The Arizona Department of Water Resources (ADWR) has published a new report entitled Arizona’s Next Century: A Strategic Vision for Water Supply Sustainability (2014). This ambitious report examines the historical and future management of water supplies and demands in Arizona and 22 planning areas within the state. It concludes that Arizona faces a water supply deficit of approximately 900,000 acre-feet in the next 25 to 50 years, which is a significant gap to close.
The report identifies a number of strategies that may be implemented to achieve sustainable water supplies for Arizona. Six of those strategies are called out as priorities for action at the state level:
- Resolution of Indian and non-Indian water rights claims
- Continued commitment to conservation and expand reuse of reclaimed water
- Expanded monitoring and reporting of water use
- Identifying the role of in-state water transfers
- Supply importation – desalination
- Develop financing mechanism to support water supply resiliency
While much about those strategies is commonly discussed among water agencies today in the US and globally, some aspects are notable. First, the report argues that reclaimed water will be needed not only for non-potable uses such as irrigation, but also for direct potable reuse for drinking water supplies. ADWR calls for starting now to address legal hurdles and public perceptions in order to ensure that direct potable reuse of reclaimed water will be available when needed, as both those actions could take some time to complete.
Second, the report argues that metering and reporting of water use across the state will be crucial for developing groundwater and other hydrologic models and evaluating future conditions and potential impacts of alternative water management strategies. This push for increased data generation and collection is a departure from the attitude toward data in much of the western US, where groundwater data in particular is viewed as private and confidential.
Third, ADWR dared to identify in-state water transfers as a potentially significant strategy for achieving sustainable water supplies. The report notes the controversy that may be involved for protection of rural areas and construction of water conveyance facilities across federal lands, but nonetheless recommends evaluation of long-term and short-term water transfers for Arizona. If the state is going to achieve the benefits of water conservation, reuse and desalination, a water market is likely to be necessary, and ADWR’s willingness to tackle the potential controversy is laudable.
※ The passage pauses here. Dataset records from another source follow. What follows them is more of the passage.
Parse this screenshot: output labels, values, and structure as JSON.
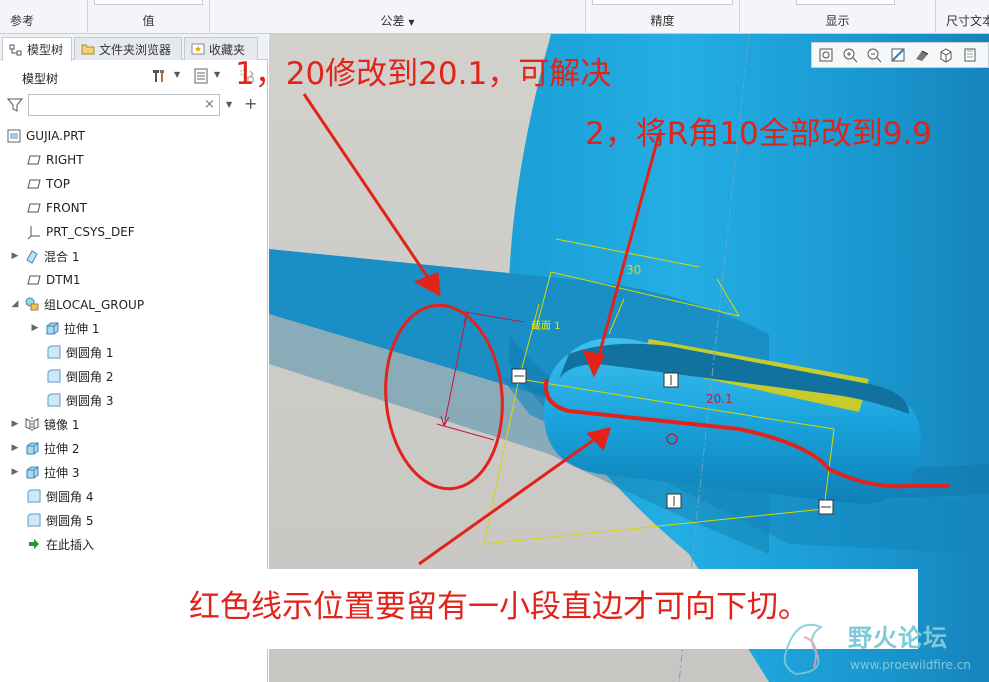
{
  "ribbon": {
    "cols": [
      "参考",
      "值",
      "公差",
      "精度",
      "显示",
      "尺寸文本"
    ]
  },
  "left_panel": {
    "tabs": [
      "模型树",
      "文件夹浏览器",
      "收藏夹"
    ],
    "tree_title": "模型树",
    "filter_placeholder": "",
    "tree": [
      {
        "label": "GUJIA.PRT",
        "icon": "part-icon"
      },
      {
        "label": "RIGHT",
        "icon": "datum-plane-icon"
      },
      {
        "label": "TOP",
        "icon": "datum-plane-icon"
      },
      {
        "label": "FRONT",
        "icon": "datum-plane-icon"
      },
      {
        "label": "PRT_CSYS_DEF",
        "icon": "csys-icon"
      },
      {
        "label": "混合 1",
        "icon": "blend-icon"
      },
      {
        "label": "DTM1",
        "icon": "datum-plane-icon"
      },
      {
        "label": "组LOCAL_GROUP",
        "icon": "group-icon"
      },
      {
        "label": "拉伸 1",
        "icon": "extrude-icon"
      },
      {
        "label": "倒圆角 1",
        "icon": "round-icon"
      },
      {
        "label": "倒圆角 2",
        "icon": "round-icon"
      },
      {
        "label": "倒圆角 3",
        "icon": "round-icon"
      },
      {
        "label": "镜像 1",
        "icon": "mirror-icon"
      },
      {
        "label": "拉伸 2",
        "icon": "extrude-icon"
      },
      {
        "label": "拉伸 3",
        "icon": "extrude-icon"
      },
      {
        "label": "倒圆角 4",
        "icon": "round-icon"
      },
      {
        "label": "倒圆角 5",
        "icon": "round-icon"
      },
      {
        "label": "在此插入",
        "icon": "insert-arrow-icon"
      }
    ]
  },
  "viewport": {
    "annotations": {
      "a1": "1，20修改到20.1，可解决",
      "a2": "2，将R角10全部改到9.9",
      "a3": "红色线示位置要留有一小段直边才可向下切。"
    },
    "dims": {
      "d30": "30",
      "d201": "20.1",
      "sec": "截面 1"
    },
    "watermark": {
      "title": "野火论坛",
      "url": "www.proewildfire.cn"
    }
  },
  "colors": {
    "model_blue": "#1fa2d8",
    "annotation_red": "#e2231a",
    "sketch_yellow": "#d8d800"
  }
}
Fourth, the report calls for the state to begin discussions regarding seawater desalination with California and Mexico immediately. While some of the strategies are identified for action as many as ten years in the future, desalination is slated for action in Year 1. Desalination facilities could be constructed on the Sea of Cortez and delivered to Arizona either via a pipeline or through an exchange of water with Mexico or California.
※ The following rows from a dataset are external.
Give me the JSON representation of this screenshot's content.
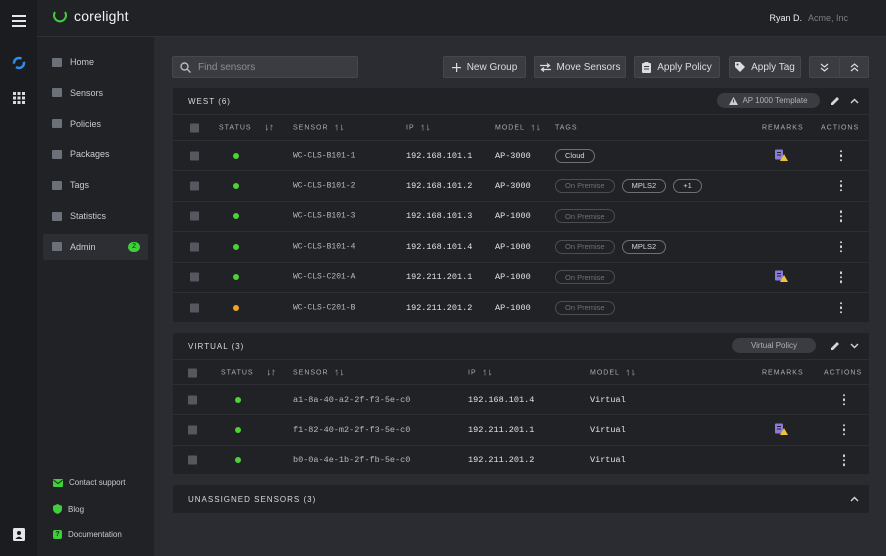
{
  "app": {
    "logo_text": "corelight",
    "user_name": "Ryan D.",
    "user_org": "Acme, Inc"
  },
  "nav": [
    {
      "label": "Home",
      "icon": "home-icon"
    },
    {
      "label": "Sensors",
      "icon": "sensors-icon"
    },
    {
      "label": "Policies",
      "icon": "policies-icon"
    },
    {
      "label": "Packages",
      "icon": "packages-icon"
    },
    {
      "label": "Tags",
      "icon": "tags-icon"
    },
    {
      "label": "Statistics",
      "icon": "statistics-icon"
    },
    {
      "label": "Admin",
      "icon": "gear-icon",
      "badge": "2",
      "active": true
    }
  ],
  "footer_links": [
    "Contact support",
    "Blog",
    "Documentation"
  ],
  "toolbar": {
    "search_placeholder": "Find sensors",
    "new_group": "New Group",
    "move_sensors": "Move Sensors",
    "apply_policy": "Apply Policy",
    "apply_tag": "Apply Tag"
  },
  "columns": {
    "status": "STATUS",
    "sensor": "SENSOR",
    "ip": "IP",
    "model": "MODEL",
    "tags": "TAGS",
    "remarks": "REMARKS",
    "actions": "ACTIONS"
  },
  "groups": {
    "west": {
      "title": "WEST (6)",
      "policy": "AP 1000 Template",
      "rows": [
        {
          "status": "online",
          "sensor": "WC-CLS-B101-1",
          "ip": "192.168.101.1",
          "model": "AP-3000",
          "tags": [
            {
              "label": "Cloud",
              "style": "normal"
            }
          ],
          "remark": true
        },
        {
          "status": "online",
          "sensor": "WC-CLS-B101-2",
          "ip": "192.168.101.2",
          "model": "AP-3000",
          "tags": [
            {
              "label": "On Premise",
              "style": "dim"
            },
            {
              "label": "MPLS2",
              "style": "normal"
            },
            {
              "label": "+1",
              "style": "normal"
            }
          ],
          "remark": false
        },
        {
          "status": "online",
          "sensor": "WC-CLS-B101-3",
          "ip": "192.168.101.3",
          "model": "AP-1000",
          "tags": [
            {
              "label": "On Premise",
              "style": "dim"
            }
          ],
          "remark": false
        },
        {
          "status": "online",
          "sensor": "WC-CLS-B101-4",
          "ip": "192.168.101.4",
          "model": "AP-1000",
          "tags": [
            {
              "label": "On Premise",
              "style": "dim"
            },
            {
              "label": "MPLS2",
              "style": "normal"
            }
          ],
          "remark": false
        },
        {
          "status": "online",
          "sensor": "WC-CLS-C201-A",
          "ip": "192.211.201.1",
          "model": "AP-1000",
          "tags": [
            {
              "label": "On Premise",
              "style": "dim"
            }
          ],
          "remark": true
        },
        {
          "status": "warning",
          "sensor": "WC-CLS-C201-B",
          "ip": "192.211.201.2",
          "model": "AP-1000",
          "tags": [
            {
              "label": "On Premise",
              "style": "dim"
            }
          ],
          "remark": false
        }
      ]
    },
    "virtual": {
      "title": "VIRTUAL (3)",
      "policy": "Virtual Policy",
      "rows": [
        {
          "status": "online",
          "sensor": "a1-8a-40-a2-2f-f3-5e-c0",
          "ip": "192.168.101.4",
          "model": "Virtual",
          "remark": false
        },
        {
          "status": "online",
          "sensor": "f1-82-40-m2-2f-f3-5e-c0",
          "ip": "192.211.201.1",
          "model": "Virtual",
          "remark": true
        },
        {
          "status": "online",
          "sensor": "b0-0a-4e-1b-2f-fb-5e-c0",
          "ip": "192.211.201.2",
          "model": "Virtual",
          "remark": false
        }
      ]
    },
    "unassigned": {
      "title": "UNASSIGNED SENSORS (3)"
    }
  },
  "colors": {
    "online": "#4cd137",
    "warning": "#f0a32a",
    "accent": "#3ecf3a",
    "remark_icon": "#8b7bd8",
    "remark_warn": "#f0c23a"
  }
}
Lastly, ADWR notes that a state-level financing mechanism is likely to be needed to provide funding for the identified strategies. Some local areas may be able to finance their own water projects, but rural areas may need state assistance, and large-scale water projects are likely to require state financing. This is especially true in light of the probable absence of any federal funding in the future. Importantly, the report states that private capital should be evaluated as a fundamental element of the planning process.
Arizona’s Next Century is an ambitious plan that does not avoid several controversial topics. It remains to be seen, of course, whether ADWR and other political, community and business leaders will follow through on the actions identified in the report.